# Look what I'm getting !!!



## GingersMaMa (Aug 4, 2011)

I'll be putting a deposit on this little angel !This is Luna 75% pygmy/ 25% Nigerian Dwarf , Chamoisee with brown eyes. Isn't she sweet ? :leap: :leap: :leap: :leap:
Thank you Joy Bell Mini Farm Goats ( TiffofMo ) :leap: :leap: :leap:


----------



## J.O.Y. Farm (Jan 10, 2012)

Very cute! congrats!!!! :stars:


----------



## milkmaid (Sep 15, 2010)

She's adorable! Congratulations!!!


----------



## TiffofMo (Jan 10, 2011)

I cant wait to meet you. If you want bring your camera and you can take more pics. Im used to singles so she is so tiny and cute. I love the coloring i used to love the spotted and buckskins now ive added this color to my favorites. There is a chance she has blue eyes. When she was born they looked brown now they look hazel. Still getting used to there eye colors at birth. Mom is blue eyes so we will see as they grow.


----------



## Mandara Farm (Sep 12, 2010)

Oh my! Isnt she precious! Congrats!


----------



## GingersMaMa (Aug 4, 2011)

TiffofMo said:


> I cant wait to meet you. If you want bring your camera and you can take more pics. Im used to singles so she is so tiny and cute. I love the coloring i used to love the spotted and buckskins now ive added this color to my favorites. There is a chance she has blue eyes. When she was born they looked brown now they look hazel. Still getting used to there eye colors at birth. Mom is blue eyes so we will see as they grow.

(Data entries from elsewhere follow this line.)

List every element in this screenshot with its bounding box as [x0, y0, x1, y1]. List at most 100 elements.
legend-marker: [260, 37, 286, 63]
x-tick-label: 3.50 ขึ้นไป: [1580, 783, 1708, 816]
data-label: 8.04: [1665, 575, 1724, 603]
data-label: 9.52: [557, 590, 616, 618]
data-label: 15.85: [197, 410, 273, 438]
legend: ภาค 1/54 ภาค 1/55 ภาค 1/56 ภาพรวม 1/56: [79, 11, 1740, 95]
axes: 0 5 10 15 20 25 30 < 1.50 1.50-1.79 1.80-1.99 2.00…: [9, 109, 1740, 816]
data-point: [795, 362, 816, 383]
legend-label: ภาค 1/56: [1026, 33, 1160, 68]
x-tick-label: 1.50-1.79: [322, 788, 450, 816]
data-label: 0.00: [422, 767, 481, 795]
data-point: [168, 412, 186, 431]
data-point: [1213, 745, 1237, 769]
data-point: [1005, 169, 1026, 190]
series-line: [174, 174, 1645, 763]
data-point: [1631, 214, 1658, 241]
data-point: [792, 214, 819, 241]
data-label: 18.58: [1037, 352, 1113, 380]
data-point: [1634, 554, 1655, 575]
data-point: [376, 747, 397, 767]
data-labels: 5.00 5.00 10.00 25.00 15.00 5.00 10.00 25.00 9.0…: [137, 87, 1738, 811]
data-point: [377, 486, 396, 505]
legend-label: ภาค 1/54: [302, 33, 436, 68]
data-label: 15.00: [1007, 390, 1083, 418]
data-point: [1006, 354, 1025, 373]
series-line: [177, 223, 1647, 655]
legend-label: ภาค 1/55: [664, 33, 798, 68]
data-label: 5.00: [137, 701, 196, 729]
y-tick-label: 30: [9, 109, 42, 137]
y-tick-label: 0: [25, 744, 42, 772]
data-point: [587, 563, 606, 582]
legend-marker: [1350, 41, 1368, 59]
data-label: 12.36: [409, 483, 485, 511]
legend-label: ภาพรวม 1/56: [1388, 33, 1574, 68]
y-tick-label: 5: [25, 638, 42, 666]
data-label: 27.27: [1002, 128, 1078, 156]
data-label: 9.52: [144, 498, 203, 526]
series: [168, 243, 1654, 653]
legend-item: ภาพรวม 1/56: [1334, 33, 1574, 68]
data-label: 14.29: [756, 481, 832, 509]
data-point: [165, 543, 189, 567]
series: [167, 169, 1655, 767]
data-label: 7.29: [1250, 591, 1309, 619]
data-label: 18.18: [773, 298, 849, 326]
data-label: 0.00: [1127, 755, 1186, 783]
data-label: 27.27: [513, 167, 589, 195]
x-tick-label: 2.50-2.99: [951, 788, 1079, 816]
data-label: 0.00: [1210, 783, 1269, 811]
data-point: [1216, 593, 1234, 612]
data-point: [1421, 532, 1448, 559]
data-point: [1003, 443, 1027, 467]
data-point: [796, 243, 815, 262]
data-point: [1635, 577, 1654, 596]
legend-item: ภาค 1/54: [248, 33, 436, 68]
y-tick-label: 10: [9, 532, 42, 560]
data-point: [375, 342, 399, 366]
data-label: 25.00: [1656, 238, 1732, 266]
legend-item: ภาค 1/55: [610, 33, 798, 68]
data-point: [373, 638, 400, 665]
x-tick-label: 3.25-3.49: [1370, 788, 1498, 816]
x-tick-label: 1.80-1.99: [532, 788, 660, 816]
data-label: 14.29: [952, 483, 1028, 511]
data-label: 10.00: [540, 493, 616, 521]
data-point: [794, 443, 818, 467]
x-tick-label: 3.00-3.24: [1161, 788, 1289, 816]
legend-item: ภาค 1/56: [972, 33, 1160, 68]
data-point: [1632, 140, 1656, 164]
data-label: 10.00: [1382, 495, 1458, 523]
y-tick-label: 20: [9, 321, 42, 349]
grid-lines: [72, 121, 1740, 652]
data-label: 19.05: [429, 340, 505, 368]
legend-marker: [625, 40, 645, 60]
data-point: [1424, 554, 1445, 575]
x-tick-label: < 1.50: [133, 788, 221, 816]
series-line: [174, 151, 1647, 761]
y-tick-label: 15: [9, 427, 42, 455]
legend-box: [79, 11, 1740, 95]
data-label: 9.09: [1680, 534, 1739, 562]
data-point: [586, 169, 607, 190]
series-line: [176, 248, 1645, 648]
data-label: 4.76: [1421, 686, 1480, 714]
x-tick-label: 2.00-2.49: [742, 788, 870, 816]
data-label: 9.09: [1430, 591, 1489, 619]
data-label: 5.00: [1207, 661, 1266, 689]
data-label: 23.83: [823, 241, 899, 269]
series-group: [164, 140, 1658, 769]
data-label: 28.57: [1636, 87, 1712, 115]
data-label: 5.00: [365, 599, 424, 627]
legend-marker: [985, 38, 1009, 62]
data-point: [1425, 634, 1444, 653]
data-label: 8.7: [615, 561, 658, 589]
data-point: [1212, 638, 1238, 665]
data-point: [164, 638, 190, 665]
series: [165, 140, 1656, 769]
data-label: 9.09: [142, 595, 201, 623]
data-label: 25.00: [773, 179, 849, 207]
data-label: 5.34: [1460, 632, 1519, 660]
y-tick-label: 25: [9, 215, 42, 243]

I cant wait to meet you ether :leap:  
I was going to ask if I could bring a camera :greengrin: :greengrin: :greengrin: 
Blue eyes or not I'm already in love.... :lovey: :laugh: Not that Blue eyes are a BAD thing !!


----------



## KW Farms (Jun 21, 2008)

Congrats!!


----------



## DavyHollow (Jul 14, 2011)

So cute! Congrats!!


----------



## RMADairyGoats (Jun 20, 2011)

Awwwww!!!! So cute! Congratulations :leap:


----------



## silvergramma (Nov 9, 2009)

awwwwwwwwwww Adoe-rable!!!!


----------